「Kampoful Life(カンポフルライフ)」の人気コンテンツ「薬膳レシピ」のなかで、スーパーでそろう食材でつくる薬膳料理を紹介している槇玲(まり)先生に、いまの季節に取り入れたいレシピを紹介していただきました。

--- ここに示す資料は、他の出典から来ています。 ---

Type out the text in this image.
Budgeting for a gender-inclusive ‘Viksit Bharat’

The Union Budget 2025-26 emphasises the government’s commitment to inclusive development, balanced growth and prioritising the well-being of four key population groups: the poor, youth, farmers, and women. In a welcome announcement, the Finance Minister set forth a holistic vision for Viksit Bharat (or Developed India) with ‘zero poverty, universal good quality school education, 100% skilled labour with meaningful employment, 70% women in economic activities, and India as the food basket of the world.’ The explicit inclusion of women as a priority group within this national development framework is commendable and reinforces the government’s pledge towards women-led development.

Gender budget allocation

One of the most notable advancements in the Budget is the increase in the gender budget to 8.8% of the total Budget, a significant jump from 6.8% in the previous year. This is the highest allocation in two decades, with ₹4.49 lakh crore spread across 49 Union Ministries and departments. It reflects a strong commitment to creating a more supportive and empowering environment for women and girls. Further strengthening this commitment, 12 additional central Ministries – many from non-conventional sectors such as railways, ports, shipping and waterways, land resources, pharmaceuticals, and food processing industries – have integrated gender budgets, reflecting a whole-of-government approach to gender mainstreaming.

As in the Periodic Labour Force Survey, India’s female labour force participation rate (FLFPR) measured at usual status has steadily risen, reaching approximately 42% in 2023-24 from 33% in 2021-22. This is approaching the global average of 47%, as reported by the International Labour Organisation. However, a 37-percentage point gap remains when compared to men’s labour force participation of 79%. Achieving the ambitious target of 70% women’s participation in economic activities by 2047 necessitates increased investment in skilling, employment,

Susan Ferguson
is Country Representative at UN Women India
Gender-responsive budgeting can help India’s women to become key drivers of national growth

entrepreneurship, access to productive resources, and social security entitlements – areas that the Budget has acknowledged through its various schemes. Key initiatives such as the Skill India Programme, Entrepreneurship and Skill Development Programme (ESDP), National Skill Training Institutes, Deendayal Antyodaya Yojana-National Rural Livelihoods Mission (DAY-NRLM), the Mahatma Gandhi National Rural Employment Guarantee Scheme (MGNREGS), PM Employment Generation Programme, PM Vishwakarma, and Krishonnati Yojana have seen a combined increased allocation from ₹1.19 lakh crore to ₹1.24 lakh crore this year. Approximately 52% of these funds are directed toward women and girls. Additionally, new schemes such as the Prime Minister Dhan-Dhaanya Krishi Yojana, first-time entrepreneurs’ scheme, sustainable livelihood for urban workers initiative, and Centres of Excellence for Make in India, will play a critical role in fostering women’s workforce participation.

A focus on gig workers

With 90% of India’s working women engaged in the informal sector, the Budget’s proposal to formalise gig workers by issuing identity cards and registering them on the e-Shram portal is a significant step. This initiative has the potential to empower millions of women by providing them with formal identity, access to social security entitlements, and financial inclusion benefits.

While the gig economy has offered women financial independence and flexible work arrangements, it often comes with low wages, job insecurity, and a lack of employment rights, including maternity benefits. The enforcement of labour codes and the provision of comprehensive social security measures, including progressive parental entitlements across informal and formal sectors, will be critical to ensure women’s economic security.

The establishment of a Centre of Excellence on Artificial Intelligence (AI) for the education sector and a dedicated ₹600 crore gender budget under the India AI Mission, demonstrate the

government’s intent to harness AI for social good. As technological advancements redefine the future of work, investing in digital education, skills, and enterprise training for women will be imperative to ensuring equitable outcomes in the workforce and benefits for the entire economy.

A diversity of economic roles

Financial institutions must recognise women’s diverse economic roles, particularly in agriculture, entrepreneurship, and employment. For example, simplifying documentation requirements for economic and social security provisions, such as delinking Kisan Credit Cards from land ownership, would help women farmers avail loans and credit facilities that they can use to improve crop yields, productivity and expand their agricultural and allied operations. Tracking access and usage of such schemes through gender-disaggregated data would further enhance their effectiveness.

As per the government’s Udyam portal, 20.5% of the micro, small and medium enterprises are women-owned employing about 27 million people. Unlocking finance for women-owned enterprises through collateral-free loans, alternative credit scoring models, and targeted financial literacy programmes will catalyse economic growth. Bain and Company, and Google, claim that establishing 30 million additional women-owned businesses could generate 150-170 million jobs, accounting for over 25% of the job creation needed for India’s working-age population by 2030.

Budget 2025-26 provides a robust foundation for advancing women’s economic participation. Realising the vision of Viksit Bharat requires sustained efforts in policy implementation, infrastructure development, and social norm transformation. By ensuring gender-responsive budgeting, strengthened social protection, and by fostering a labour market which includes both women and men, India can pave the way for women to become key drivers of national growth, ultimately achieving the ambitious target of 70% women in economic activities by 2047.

冬は「腎」の働きに影響が出る季節です。東洋医学で「腎」は、生命エネルギーそのものと考えられ、植物でいえば「種」と同じような役割をするとイメージされます。しっかり機能していれば、冷たい土中でも命がポカポカ、むくみや風邪予防にもなります。寒さで消耗しやすい「気=命」を養えば、冬を元気に過ごすことができます。黒豆は酒に漬けてから利用することで栄養の吸収を助け、カラダを温めます。山芋は冬のエネルギー源としておすすめで、胃腸の働きを助け潤いを養います。すりおろして「すいとん」にすることで消化しやすくカラダの芯から力をつけてくれます。

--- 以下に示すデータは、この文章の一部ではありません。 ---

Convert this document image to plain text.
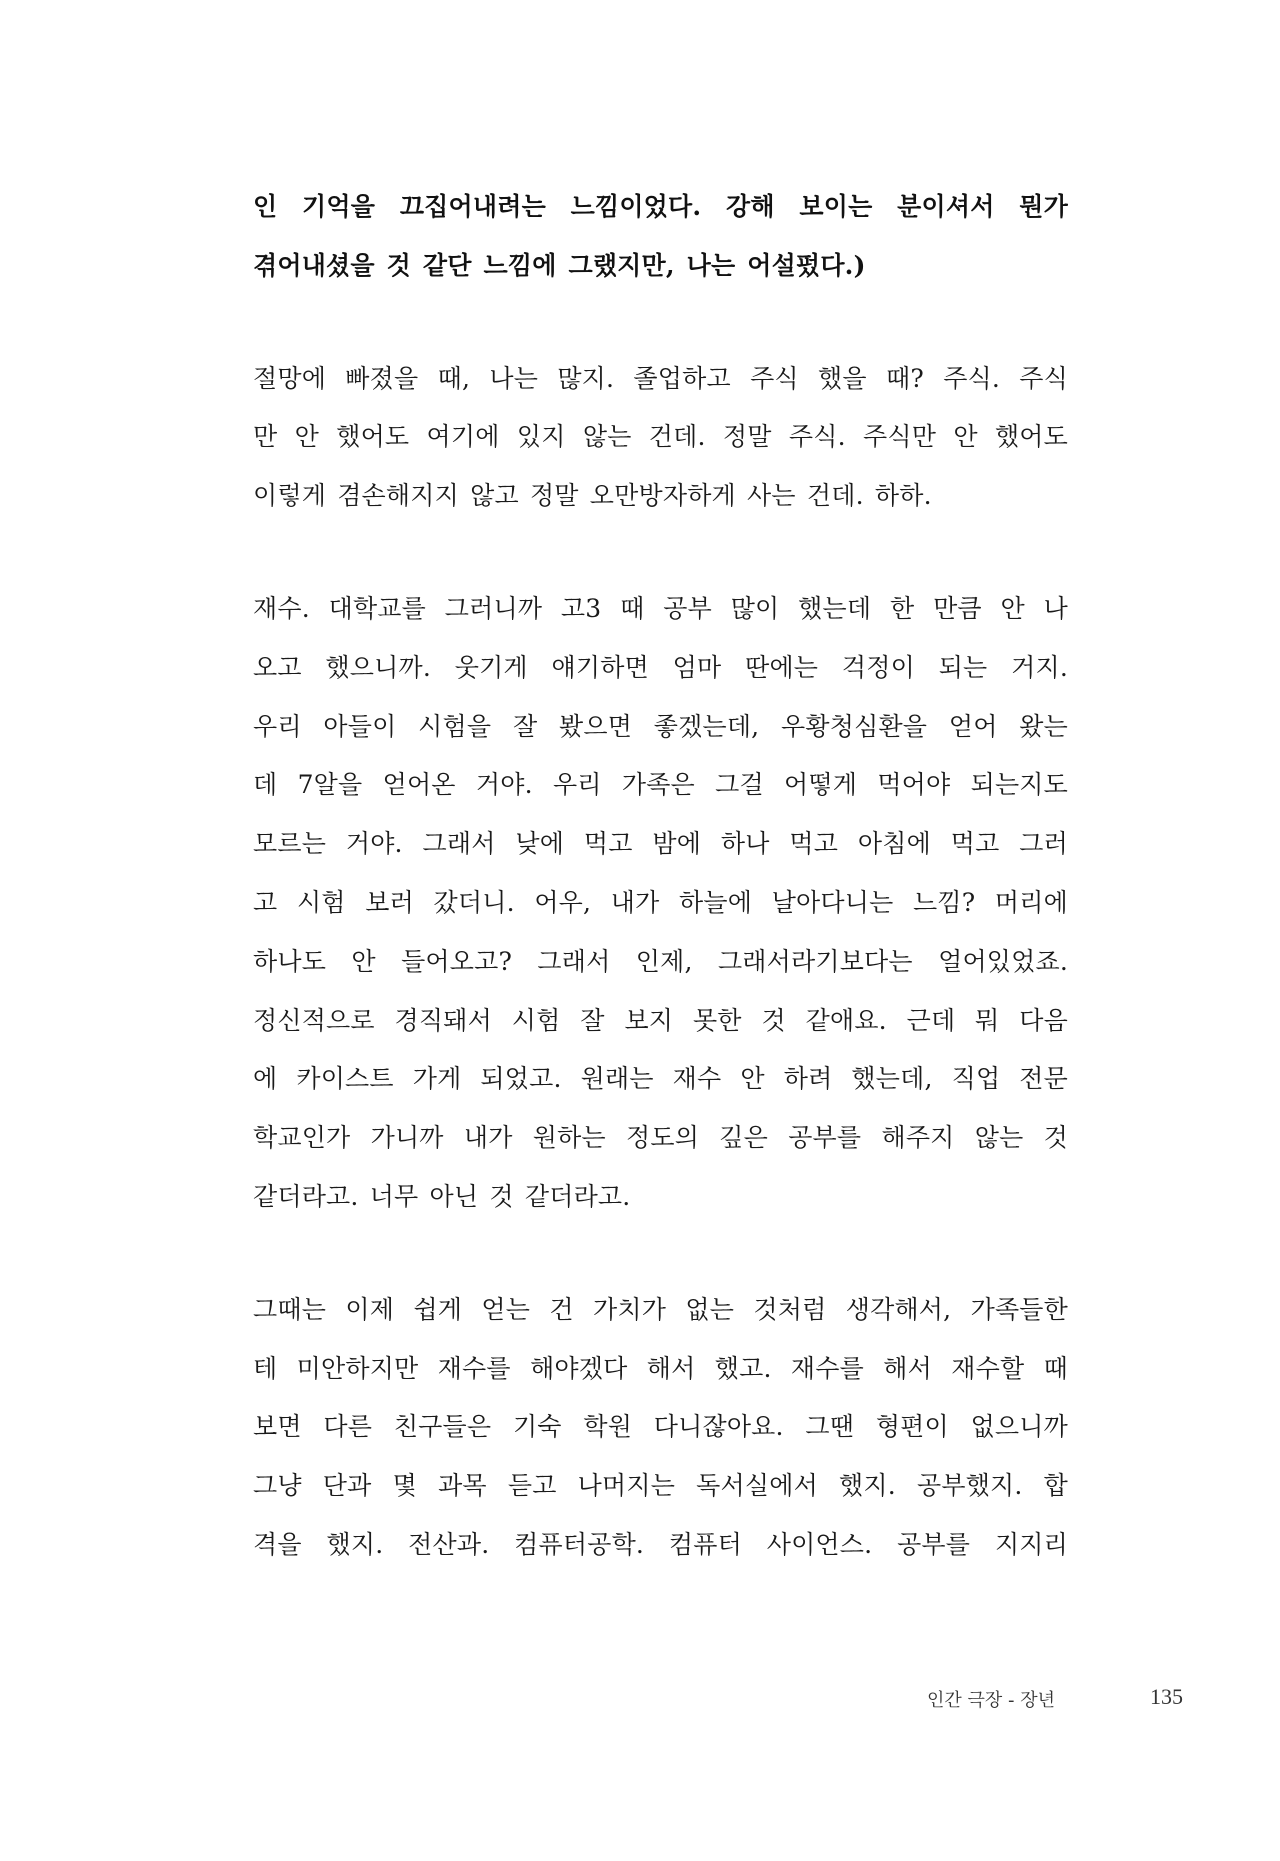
인 기억을 끄집어내려는 느낌이었다. 강해 보이는 분이셔서 뭔가
겪어내셨을 것 같단 느낌에 그랬지만, 나는 어설펐다.)

절망에 빠졌을 때, 나는 많지. 졸업하고 주식 했을 때? 주식. 주식
만 안 했어도 여기에 있지 않는 건데. 정말 주식. 주식만 안 했어도
이렇게 겸손해지지 않고 정말 오만방자하게 사는 건데. 하하.

재수. 대학교를 그러니까 고3 때 공부 많이 했는데 한 만큼 안 나
오고 했으니까. 웃기게 얘기하면 엄마 딴에는 걱정이 되는 거지.
우리 아들이 시험을 잘 봤으면 좋겠는데, 우황청심환을 얻어 왔는
데 7알을 얻어온 거야. 우리 가족은 그걸 어떻게 먹어야 되는지도
모르는 거야. 그래서 낮에 먹고 밤에 하나 먹고 아침에 먹고 그러
고 시험 보러 갔더니. 어우, 내가 하늘에 날아다니는 느낌? 머리에
하나도 안 들어오고? 그래서 인제, 그래서라기보다는 얼어있었죠.
정신적으로 경직돼서 시험 잘 보지 못한 것 같애요. 근데 뭐 다음
에 카이스트 가게 되었고. 원래는 재수 안 하려 했는데, 직업 전문
학교인가 가니까 내가 원하는 정도의 깊은 공부를 해주지 않는 것
같더라고. 너무 아닌 것 같더라고.

그때는 이제 쉽게 얻는 건 가치가 없는 것처럼 생각해서, 가족들한
테 미안하지만 재수를 해야겠다 해서 했고. 재수를 해서 재수할 때
보면 다른 친구들은 기숙 학원 다니잖아요. 그땐 형편이 없으니까
그냥 단과 몇 과목 듣고 나머지는 독서실에서 했지. 공부했지. 합
격을 했지. 전산과. 컴퓨터공학. 컴퓨터 사이언스. 공부를 지지리

인간 극장 - 장년	135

黒豆は「腎」の働きを高める代表的な食材です。疲労回復や老化防止に役立つだけでなく、体内の血や水分の巡りを良くし、冷えからカラダを守ります。ぜひ黒豆酒の常備を。
冬の生命力アップに
黒豆の山芋すいとん鍋


黒豆と山芋の食べ合わせは、カラダの土台を丈夫にし、体力の維持、アンチエイジング、冷えからくるむくみなどの不調の予防が期待できます。ネギと生姜がカラダを温めて巡りを促し、邪気を跳ね返し風邪予防に効果的です。
材料【4人分】
- 鶏肉(もも)1枚
- 白菜 1/4株
- ごぼう 1/2本
- きのこ 300g
<山芋すいとん>
- 山芋(長芋)正味300g
- 片栗粉 50〜100g
- 粗塩 小さじ1/2
- 長ネギ 2本
- 生姜 スライス3枚
- 昆布だし カップ5
- ゴマ油 大さじ1
<黒豆酒>
- 黒豆(乾燥)100g
- 日本酒 500ml
作り方
- 黒豆は洗って水気を切り、酒に漬けて1日以上置く
- 鶏肉は一口大にカットし粗塩小さじ1をなじませ10分置く
- ごぼう、生姜、長ネギを切り、ゴマ油で炒める。しんなりしたら昆布だしと黒豆酒の酒大さじ4と黒豆を半量、鶏肉を入れて30分ほど煮る
- 煮ている間に「山芋すいとん」をつくる。山芋(長芋)はヒゲ根をガス火で焼き、すりおろす。片栗粉と粗塩を混ぜ、スプーンですくい、3に入れて煮る。白菜、きのこも加えて煮えたら完成。
※濾した黒豆は料理に、お酒は料理酒として利用できます。

薬膳料理研究家/管理栄養士 槇玲(まり)
家庭薬膳のパイオニア。みずからも薬膳と出会い、長年悩んだ体調不良とアレルギーを食のチカラで克服した経験を持つ。